Soñé con alguien que no conocía, cabello rojo ligeramente ondulado, ojos verdes, vestido a rayas verdes horizontales, viéndome con ojos de fascinación recorrer un lugar que no conozco. La veo, me sonríe y me toma de la mano.

 

-¿Cómo te llamas?

-Leonora. ¿Tú?

 

Le dije mi nombre y me di cuenta de que seguía tomando mi mano y me llevaba a no-sé-dónde, pero confiaba en ella, me hacía reír y era todo lo que un niño de doce años puede soñar. No la conocía, pero sabía que podía confiar en ella. Luego desapareció y tuve que caminar solo por un tiempo deseando que apareciera.

 

Cuando la vi de nuevo me preguntó si la extrañé. Que sí, mucho.

 

-Yo también te extrañé. Por eso vine. Pero me tienes miedo

 

                                   Acariciando mi mano.

           

            Y sabes quién soy, pero aun así te lo preguntas.

 

Me besó en la mejilla.
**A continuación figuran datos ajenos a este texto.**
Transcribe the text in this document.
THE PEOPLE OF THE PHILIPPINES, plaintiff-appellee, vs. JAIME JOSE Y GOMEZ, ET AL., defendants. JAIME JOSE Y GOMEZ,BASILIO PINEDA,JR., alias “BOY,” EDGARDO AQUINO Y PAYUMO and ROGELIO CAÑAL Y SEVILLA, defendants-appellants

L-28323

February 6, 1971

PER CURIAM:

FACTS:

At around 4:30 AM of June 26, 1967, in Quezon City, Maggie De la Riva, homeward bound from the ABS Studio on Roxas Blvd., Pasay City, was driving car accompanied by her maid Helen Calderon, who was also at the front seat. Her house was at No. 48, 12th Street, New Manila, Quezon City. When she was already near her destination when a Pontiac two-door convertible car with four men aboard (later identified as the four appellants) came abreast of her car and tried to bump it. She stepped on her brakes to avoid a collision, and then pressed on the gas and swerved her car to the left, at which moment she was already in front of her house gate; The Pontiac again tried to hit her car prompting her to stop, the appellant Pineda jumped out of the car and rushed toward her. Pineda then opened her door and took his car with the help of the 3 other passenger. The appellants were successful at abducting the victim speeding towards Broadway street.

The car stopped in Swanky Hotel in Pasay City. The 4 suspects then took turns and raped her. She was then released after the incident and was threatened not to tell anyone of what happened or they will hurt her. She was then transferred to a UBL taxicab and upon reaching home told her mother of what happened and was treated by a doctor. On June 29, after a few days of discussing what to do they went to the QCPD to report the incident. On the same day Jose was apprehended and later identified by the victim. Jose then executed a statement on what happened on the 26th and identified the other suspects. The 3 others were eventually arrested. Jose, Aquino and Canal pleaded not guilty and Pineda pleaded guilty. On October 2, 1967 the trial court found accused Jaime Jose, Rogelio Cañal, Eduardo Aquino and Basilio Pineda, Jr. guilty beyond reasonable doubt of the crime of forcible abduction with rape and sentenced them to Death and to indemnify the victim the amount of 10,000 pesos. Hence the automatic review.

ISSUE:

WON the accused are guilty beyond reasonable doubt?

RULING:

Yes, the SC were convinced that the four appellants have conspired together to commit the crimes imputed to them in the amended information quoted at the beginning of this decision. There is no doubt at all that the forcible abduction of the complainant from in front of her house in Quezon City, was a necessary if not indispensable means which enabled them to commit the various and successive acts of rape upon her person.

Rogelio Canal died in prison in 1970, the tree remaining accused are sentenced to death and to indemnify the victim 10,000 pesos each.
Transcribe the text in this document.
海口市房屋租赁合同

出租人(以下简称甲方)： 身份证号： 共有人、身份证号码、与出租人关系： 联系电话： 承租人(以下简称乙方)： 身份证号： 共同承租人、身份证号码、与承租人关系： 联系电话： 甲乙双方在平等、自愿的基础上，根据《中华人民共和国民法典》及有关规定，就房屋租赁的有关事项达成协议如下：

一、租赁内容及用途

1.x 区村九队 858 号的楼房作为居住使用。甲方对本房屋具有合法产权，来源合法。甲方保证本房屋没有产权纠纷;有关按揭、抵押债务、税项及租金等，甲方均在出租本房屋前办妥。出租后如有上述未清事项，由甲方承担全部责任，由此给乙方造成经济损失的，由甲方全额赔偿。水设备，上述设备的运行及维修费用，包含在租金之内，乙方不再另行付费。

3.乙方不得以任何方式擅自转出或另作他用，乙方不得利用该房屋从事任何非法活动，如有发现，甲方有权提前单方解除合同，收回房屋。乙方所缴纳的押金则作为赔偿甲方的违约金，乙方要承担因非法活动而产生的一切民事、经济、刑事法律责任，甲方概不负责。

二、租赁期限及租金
Uno de esos besos en la mejilla que causan una especie agradable de escalofríos.

 

-Estás dormido. Pero búscame cuando despiertes. Te juro que valdrá la pena.

 

Al despertar lo supe. Tomé el teléfono.

 

-Hola.

-Hola. ¿Qué pasa?

-Nada, ¿estabas dormida?

-Sí, pero ya no.

-Perdón.

-No te preocupes. ¿Qué pasó?

-Es que acabo de soñar contigo y me dijiste que te buscara al despertar. Pero eras diferente, era como si te gustara o algo así y en el sueño no te conocía hasta que hablábamos. También me dijiste que te tengo miedo y que me pregunto quién eres, a pesar de que lo sé. Y me tomabas de la mano y me besaste en la mejilla.

-Pues no está tan errado el sueño.

-Y me dijiste que te buscara al despertar.

-Qué raro.

-¿Qué?

-Acabo de recordar lo que estaba soñando. Soñé que te conocía… y me portaba así, porque me gustas mucho. Digo, en el sueño.

-¿Solo en el sueño?

-Sí.

-Ah, bueno.

-Qué tonto eres.

-Entonces no es solo en el sueño.

-¿Qué no se me nota?

-Pues no.

-Tonto.

-Tonta.

-Pues somos un par de tontos, que bien que se quieren y no hacen nada.
-Pues sí.

-Pues sí.

-Pues podríamos hacer algo. Digo, si quieres.

-Sí quiero.

-Entonces tengo que verte.

-Tonto, son las cuatro de la mañana.

-Espera a que amanezca. Te juro que valdrá la pena.

-Te espero, no me hace daño esperar un rato más.